Small traps are a travesty. We’ve all seen the guys that hit arm day like a boss, but somehow skip everything else.
Yes, traps are a glamour muscle, but to really get those slopes, you have to train a lot of not-so glamour muscles, and you need to train them HARD.
What a lot of people don’t realize is that most of your trap training comes from compound movements. All of your rows and your deadlifts hit them, and, as with every muscle, you get less gains in isolation.
So even if you add shrugs to your arm day (because EVERYONE loves arm day) but slack off the rest of the week, your traps are going to look deflated.
Long story short, no amount of trap work is going to make up for bad workout habits. However, if you find yourself worshipping the iron four or five days a week, but your traps are still lagging, there are some exercises you can do to catch them up.
Exercise 1: Smith Machine Shrugs
I know what you’re thinking: smith machines are for chicken-legs doing half squats. You wouldn’t be caught dead on one. But chances are, your shrugs are suffering because your grip can’t keep up with your traps.
If you’ve been doing dumbbell shrugs, move over to the smith machine and do barbells.
Your traps can move a LOT more weight than your hands can, so think of the smith machine as a wrist strap. You’re just giving your grip a crutch so you can overload your traps.
- Rack the bar so you have to squat the tiniest bit to grab it. With an overhand grip, lift the bar with your legs (not your back), and unrack it.
- Perform your shrugs leaning slightly back, with a slow, smooth motion. Be careful not to roll your shoulders.
Exercise 2: Upright Row
Upright rows are also a great shoulder move. Depending on how you split your workouts, it might be better to include these with the rest of your shoulders. You’re still getting that extra trap work, but you don’t risk overdoing your shoulders.
Speaking of shoulders, if you have a history of shoulder pain, try these with dumbbells. Sometimes the added freedom of motion can help you avoid the pain. If it still hurts, you’re out of luck. These can be rough on tender joints.
- Grab a barbell (or dumbbells), with your hands about shoulder width apart, overhand.

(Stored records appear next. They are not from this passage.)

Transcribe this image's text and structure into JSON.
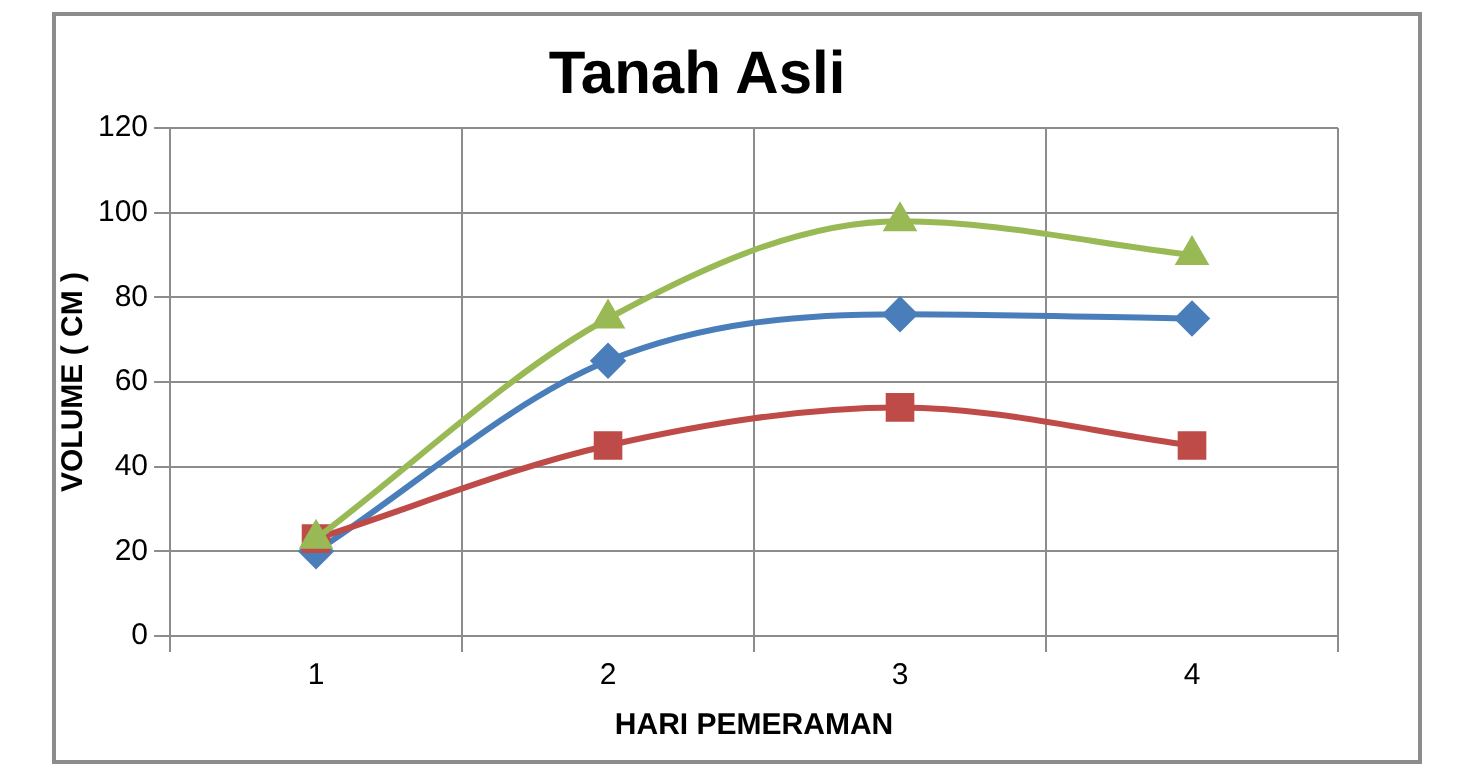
{
  "chart_data": {
    "type": "line",
    "title": "Tanah Asli",
    "xlabel": "HARI PEMERAMAN",
    "ylabel": "VOLUME ( CM )",
    "categories": [
      "1",
      "2",
      "3",
      "4"
    ],
    "series": [
      {
        "color": "#4a7ebb",
        "values": [
          20,
          65,
          76,
          75
        ],
        "marker": "diamond"
      },
      {
        "color": "#be4b48",
        "values": [
          23,
          45,
          54,
          45
        ],
        "marker": "square"
      },
      {
        "color": "#98b954",
        "values": [
          23,
          75,
          98,
          90
        ],
        "marker": "triangle"
      }
    ],
    "ylim": [
      0,
      120
    ],
    "yticks": [
      0,
      20,
      40,
      60,
      80,
      100,
      120
    ],
    "grid": true,
    "legend": false
  }
}
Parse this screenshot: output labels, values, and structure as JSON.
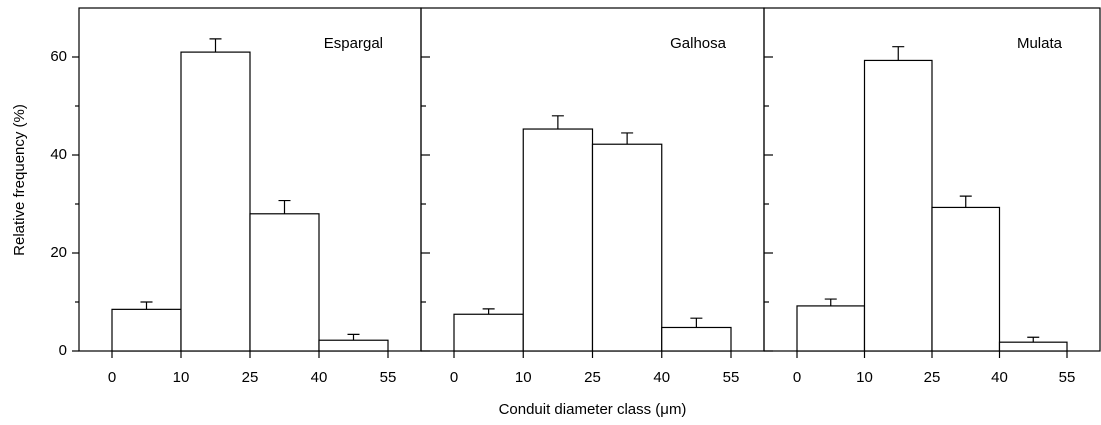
{
  "chart_data": [
    {
      "type": "histogram",
      "title": "Espargal",
      "ylabel": "Relative frequency (%)",
      "bins": [
        0,
        10,
        25,
        40,
        55
      ],
      "values": [
        8.5,
        61,
        28,
        2.2
      ],
      "errors": [
        1.5,
        2.7,
        2.7,
        1.2
      ],
      "ylim": [
        0,
        70
      ],
      "yticks": [
        0,
        20,
        40,
        60
      ],
      "yminorticks": [
        10,
        30,
        50
      ],
      "show_ytick_labels": true,
      "color": "#ffffff"
    },
    {
      "type": "histogram",
      "title": "Galhosa",
      "xlabel": "Conduit diameter class (μm)",
      "bins": [
        0,
        10,
        25,
        40,
        55
      ],
      "values": [
        7.5,
        45.3,
        42.2,
        4.8
      ],
      "errors": [
        1.1,
        2.7,
        2.3,
        1.9
      ],
      "ylim": [
        0,
        70
      ],
      "yticks": [
        0,
        20,
        40,
        60
      ],
      "yminorticks": [
        10,
        30,
        50
      ],
      "show_ytick_labels": false,
      "color": "#ffffff"
    },
    {
      "type": "histogram",
      "title": "Mulata",
      "bins": [
        0,
        10,
        25,
        40,
        55
      ],
      "values": [
        9.2,
        59.3,
        29.3,
        1.8
      ],
      "errors": [
        1.4,
        2.8,
        2.3,
        1.0
      ],
      "ylim": [
        0,
        70
      ],
      "yticks": [
        0,
        20,
        40,
        60
      ],
      "yminorticks": [
        10,
        30,
        50
      ],
      "show_ytick_labels": false,
      "color": "#ffffff"
    }
  ]
}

- Let the bar hang. Using your delts and your traps, lift the bar up to your chin, slowly. Avoid jerking up, and avoid shooting your head forward and straining your neck.
Exercise 3: Facepulls
Facepulls are great for your rear delts as well, which are crucial to train in opposition to your shoulders. Weak rear delts can lead to an impingement and muscle imbalance, and that’s a season killer.
- Set a cable tower to eye level. Attach a double ended rope, and pull towards your nose, pinching your rear delts.
- Avoid letting your elbows come up too high. Your hands should stay above them.
Exercise 4: Farmer’s Walk
This one comes a little out of left field. While it’s more of a leg/full body workout, you’re actually getting a lot more trap work than you realize. That static hold is really putting them through their paces. As an added bonus, you’re getting a lot of grip training from this. With a stronger grip, you’ll be able to shrug more.
Chances are your gym doesn’t have a farmer’s walk specialized piece of equipment. Your choices are either a trap bar, dumbbells, kettlebells, or even a pair of 45 lb plates. Dealer’s choice.
- Safely pick up the weights, which means either lifting them off a high surface, or properly deadlifting them.
- With short, quick steps, walk about 100 yards. Maintain an upright posture, without shrugging. Safely lower or drop the weights.
Remember, there’s no replacement for a hard workout.
The best way to get big traps is to train the hell out of your big back compounds. Rows and deadlifts will hit them better than any shrug. However, you can add these in to really make them shine.